しかし、毎日すれ違う他人にクスクスと笑われるような顔立ちではない、と自分では思っている。
だが自分の認識とは異なる他人の認識によって、数々の嫌な思いをしてきたのは確かだ。
 物心ついたときから親を除いて大体の人間に笑われたり、からかわれたりした。
 中学に入ると壮絶なイジメにあった。それでも自分ではその原因が自分の顔であることなんて理解できなかった。
 高校生になっても彼女ができるどころか女子と話すことすらない。
俺の青春時代は限りなく白に近いほど色褪せたものだった。
 今も十分色褪せた毎日であることに変わりはない。
通勤電車が目的の駅に着くと、また新たに自分の顔を見て笑う人間に出くわす。会社に行けば女子社員が数人で固まりコソコソと笑う。
俺から言わせれば、そんなお前らこそ醜悪そのものだ。
「石田くん、おはよう。」
 いつものように出くわす薄笑いを(頭の中で)蹴飛ばしながら会社の廊下を歩いていると、背後から女性の声がした。
同じ部署の沢木ちづるだ。
彼女とはデスクが隣なので俺の顔にも免疫ができたのだろう。他の女子社員のようにあからさまに笑う様な真似はしない。
1年先輩で、男性社員が皆、声をそろえて賛辞を送る容姿である。
清潔感があり、彼女に微笑まれるといやな気持になる人間はいないだろう。
デスクが隣であることもあって、大した用もないのに彼女に声を掛けに来る男は山ほど見てきた。
「おはようございます。」
 俺は後ろをちらっと振り向き、ぼそっと挨拶だけしてすぐに自分の席に着く。昔からの習慣だ。 俺と話すことによって彼女に迷惑がかかってはいけない。

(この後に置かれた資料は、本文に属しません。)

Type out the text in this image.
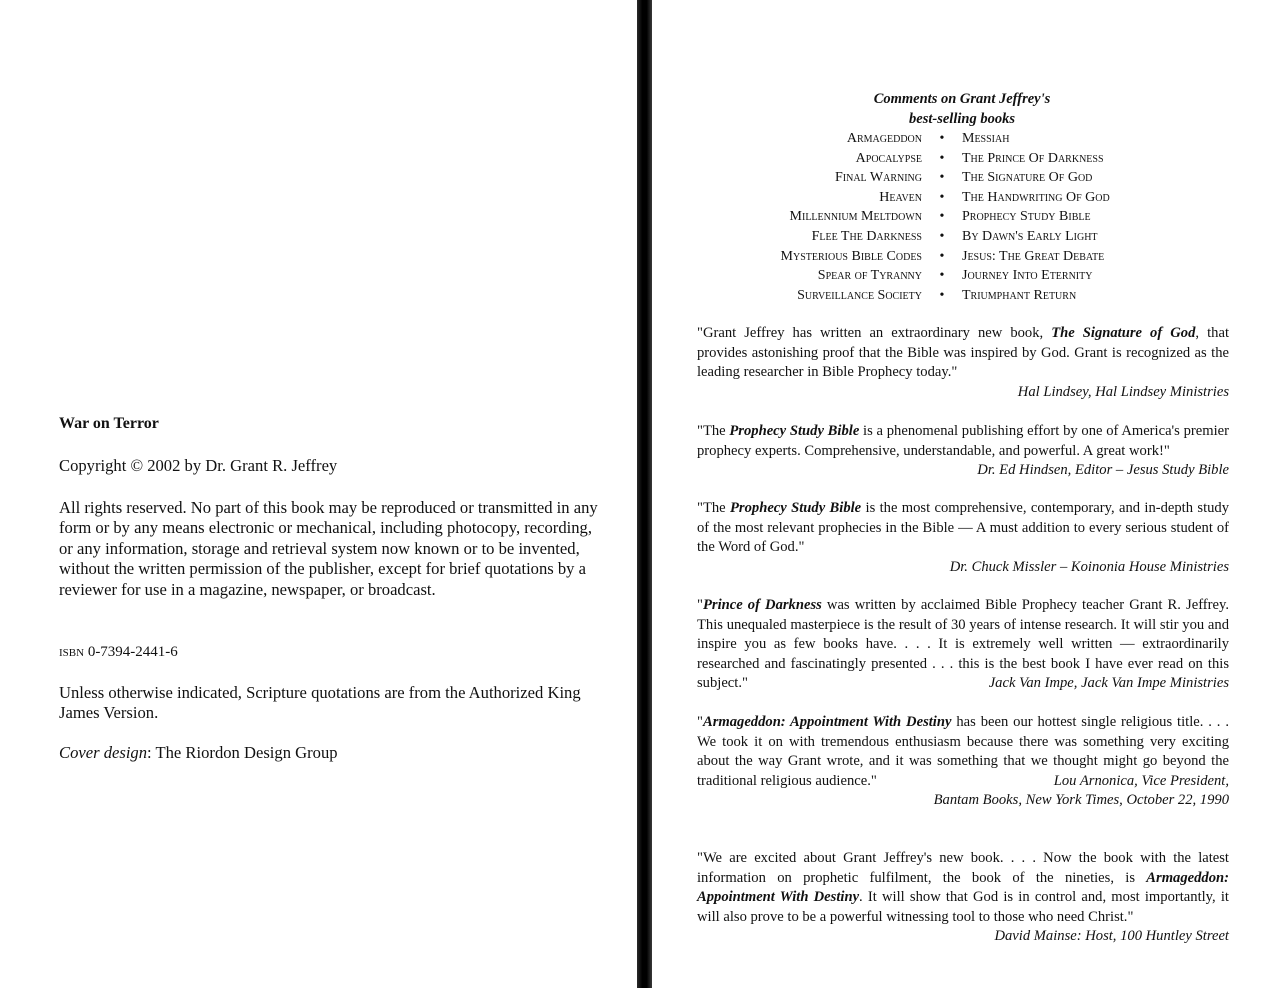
War on Terror
Copyright © 2002 by Dr. Grant R. Jeffrey
All rights reserved. No part of this book may be reproduced or transmitted in any form or by any means electronic or mechanical, including photocopy, recording, or any information, storage and retrieval system now known or to be invented, without the written permission of the publisher, except for brief quotations by a reviewer for use in a magazine, newspaper, or broadcast.
isbn 0-7394-2441-6
Unless otherwise indicated, Scripture quotations are from the Authorized King James Version.
Cover design: The Riordon Design Group
Comments on Grant Jeffrey's
best-selling books
Armageddon • Messiah
Apocalypse • The Prince Of Darkness
Final Warning • The Signature Of God
Heaven • The Handwriting Of God
Millennium Meltdown • Prophecy Study Bible
Flee The Darkness • By Dawn's Early Light
Mysterious Bible Codes • Jesus: The Great Debate
Spear of Tyranny • Journey Into Eternity
Surveillance Society • Triumphant Return
"Grant Jeffrey has written an extraordinary new book, The Signature of God, that provides astonishing proof that the Bible was inspired by God. Grant is recognized as the leading researcher in Bible Prophecy today."
Hal Lindsey, Hal Lindsey Ministries
"The Prophecy Study Bible is a phenomenal publishing effort by one of America's premier prophecy experts. Comprehensive, understandable, and powerful. A great work!"
Dr. Ed Hindsen, Editor – Jesus Study Bible
"The Prophecy Study Bible is the most comprehensive, contemporary, and in-depth study of the most relevant prophecies in the Bible — A must addition to every serious student of the Word of God."
Dr. Chuck Missler – Koinonia House Ministries
"Prince of Darkness was written by acclaimed Bible Prophecy teacher Grant R. Jeffrey. This unequaled masterpiece is the result of 30 years of intense research. It will stir you and inspire you as few books have. . . . It is extremely well written — extraordinarily researched and fascinatingly presented . . . this is the best book I have ever read on this subject."	Jack Van Impe, Jack Van Impe Ministries
"Armageddon: Appointment With Destiny has been our hottest single religious title. . . . We took it on with tremendous enthusiasm because there was something very exciting about the way Grant wrote, and it was something that we thought might go beyond the traditional religious audience."	Lou Arnonica, Vice President,
Bantam Books, New York Times, October 22, 1990
"We are excited about Grant Jeffrey's new book. . . . Now the book with the latest information on prophetic fulfilment, the book of the nineties, is Armageddon: Appointment With Destiny. It will show that God is in control and, most importantly, it will also prove to be a powerful witnessing tool to those who need Christ."
David Mainse: Host, 100 Huntley Street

おそらく彼女は俺と正反対の人生を送ってきたに違いない。俺が味わってきた思いは、俺だけが味わえばいい。
俺の顔を笑わないでいてくれる恩返しともいうべきか、関わらないことしか俺にできることはないのだ。
「沢木さん、おはよう。」
 俺の隣に座る沢木に向かって次々と挨拶が飛んでくる。皆一様に笑顔だ。
俺に向けられる薄笑いとは違う。
彼女は俺とは異なる世界に生きている。
「今日の会議の資料、メールで送っておいたから、目を通しておいてね。」
「はい。」
「新しい商品が形になるかどうか、今日の会議にかかってるからね。昨日は結構頑張っちゃった。」
「そうですか。」
 もういいだろう。これ以上俺に気を遣わせないでくれ。
俺と沢木の間に会話が成立してしまったことで、周りから視線が注がれている。
俺は慌てて席を立った。トイレに行くふりをして部屋をでた。
沢木からしたら愛想のない後輩だとしか思わないだろう。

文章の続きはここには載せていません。